The administration’s proposed CAFE standards should be good news for the EV industry. The standards will naturally force Americans into smaller cars than they would otherwise buy, perhaps more in line with the rest of the world (where gasoline is more expensive and urban parking is more scarce).
If an SUV is twice the mass of an econobox, it’s pretty cheap to build a gas tank twice as big. (Yes, there’s more steel in the body and iron in the engine block, but…).
Thus far electric vehicles have been on the small side, in large part due to battery size and cost issues. Batteries have been the biggest cost for EVs (and HEVs and PHEVs) asw ell as the major technological limiting factor. So having buyers used to smaller cars makes it more feasible to sell small EVs — and to design smaller EVs with smaller batteries that are more cost competitive with efficient gasoline-powered cars. (My next car is more likely to be a $15k 35mpg econobox than a $40k Chevy Volt.)

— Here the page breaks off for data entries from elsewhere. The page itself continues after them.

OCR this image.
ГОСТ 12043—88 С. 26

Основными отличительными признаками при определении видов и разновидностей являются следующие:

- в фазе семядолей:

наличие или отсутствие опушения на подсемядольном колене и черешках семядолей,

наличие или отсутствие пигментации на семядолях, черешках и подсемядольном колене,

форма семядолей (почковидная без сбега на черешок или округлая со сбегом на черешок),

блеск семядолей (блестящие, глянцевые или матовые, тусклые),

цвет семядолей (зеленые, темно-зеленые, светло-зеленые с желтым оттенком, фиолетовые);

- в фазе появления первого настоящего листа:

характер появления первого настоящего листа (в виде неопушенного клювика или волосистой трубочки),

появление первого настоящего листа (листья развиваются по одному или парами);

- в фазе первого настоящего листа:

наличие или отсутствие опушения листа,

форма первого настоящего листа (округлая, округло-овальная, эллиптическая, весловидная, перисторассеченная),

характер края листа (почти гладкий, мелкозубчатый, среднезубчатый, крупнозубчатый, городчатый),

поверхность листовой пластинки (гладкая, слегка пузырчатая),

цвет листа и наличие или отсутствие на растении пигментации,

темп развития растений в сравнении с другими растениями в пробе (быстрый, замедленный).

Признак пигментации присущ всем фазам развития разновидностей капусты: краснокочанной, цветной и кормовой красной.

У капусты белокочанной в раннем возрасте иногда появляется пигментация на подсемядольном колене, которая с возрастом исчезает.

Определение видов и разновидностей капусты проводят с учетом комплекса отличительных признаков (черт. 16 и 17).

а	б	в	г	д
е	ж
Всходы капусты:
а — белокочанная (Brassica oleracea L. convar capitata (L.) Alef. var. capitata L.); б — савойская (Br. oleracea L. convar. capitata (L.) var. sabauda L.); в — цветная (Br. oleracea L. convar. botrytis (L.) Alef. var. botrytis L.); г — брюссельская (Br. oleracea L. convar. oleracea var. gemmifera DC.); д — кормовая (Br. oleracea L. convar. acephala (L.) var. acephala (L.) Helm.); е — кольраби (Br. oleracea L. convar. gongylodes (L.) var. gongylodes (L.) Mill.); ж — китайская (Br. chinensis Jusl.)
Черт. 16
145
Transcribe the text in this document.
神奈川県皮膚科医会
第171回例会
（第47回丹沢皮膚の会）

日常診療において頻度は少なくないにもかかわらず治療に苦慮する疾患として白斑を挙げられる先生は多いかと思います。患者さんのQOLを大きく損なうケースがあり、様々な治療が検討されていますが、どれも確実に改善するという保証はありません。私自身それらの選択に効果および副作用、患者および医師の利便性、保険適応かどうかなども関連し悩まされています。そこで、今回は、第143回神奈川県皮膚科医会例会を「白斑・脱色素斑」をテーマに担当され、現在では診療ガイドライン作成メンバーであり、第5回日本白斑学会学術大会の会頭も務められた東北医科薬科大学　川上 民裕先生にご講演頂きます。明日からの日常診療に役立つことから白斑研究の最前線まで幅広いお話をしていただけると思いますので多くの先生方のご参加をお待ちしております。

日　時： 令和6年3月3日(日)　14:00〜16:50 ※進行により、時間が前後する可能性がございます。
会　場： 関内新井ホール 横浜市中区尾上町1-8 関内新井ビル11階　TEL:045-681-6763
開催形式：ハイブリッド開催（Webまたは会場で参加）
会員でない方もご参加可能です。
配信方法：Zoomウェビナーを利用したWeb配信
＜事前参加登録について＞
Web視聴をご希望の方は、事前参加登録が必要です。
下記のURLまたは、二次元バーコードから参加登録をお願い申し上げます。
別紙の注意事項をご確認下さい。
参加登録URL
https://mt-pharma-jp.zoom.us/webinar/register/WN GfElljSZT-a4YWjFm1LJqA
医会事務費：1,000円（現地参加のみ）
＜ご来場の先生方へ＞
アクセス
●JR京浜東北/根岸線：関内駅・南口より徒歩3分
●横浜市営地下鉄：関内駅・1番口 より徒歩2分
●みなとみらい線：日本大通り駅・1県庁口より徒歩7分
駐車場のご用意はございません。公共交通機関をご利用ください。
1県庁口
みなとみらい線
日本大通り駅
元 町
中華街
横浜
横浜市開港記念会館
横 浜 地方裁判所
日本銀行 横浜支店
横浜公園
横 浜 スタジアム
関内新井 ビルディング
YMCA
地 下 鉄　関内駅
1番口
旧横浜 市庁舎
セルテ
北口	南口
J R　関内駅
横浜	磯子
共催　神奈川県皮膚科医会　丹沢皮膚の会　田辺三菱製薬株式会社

On an unrelated note, Tuesday Daimler announced a 10% stake in Tesla Motors that Business Week guesstimates is worth $50 million. The investment from the world’s oldest (and once most prestigious) car company should go a long way to legitimate the San Carlos-based startup. The company has already pulled away from its startup competitors, but partnering with Daimler could help it overcome the liability of newness facing all startups.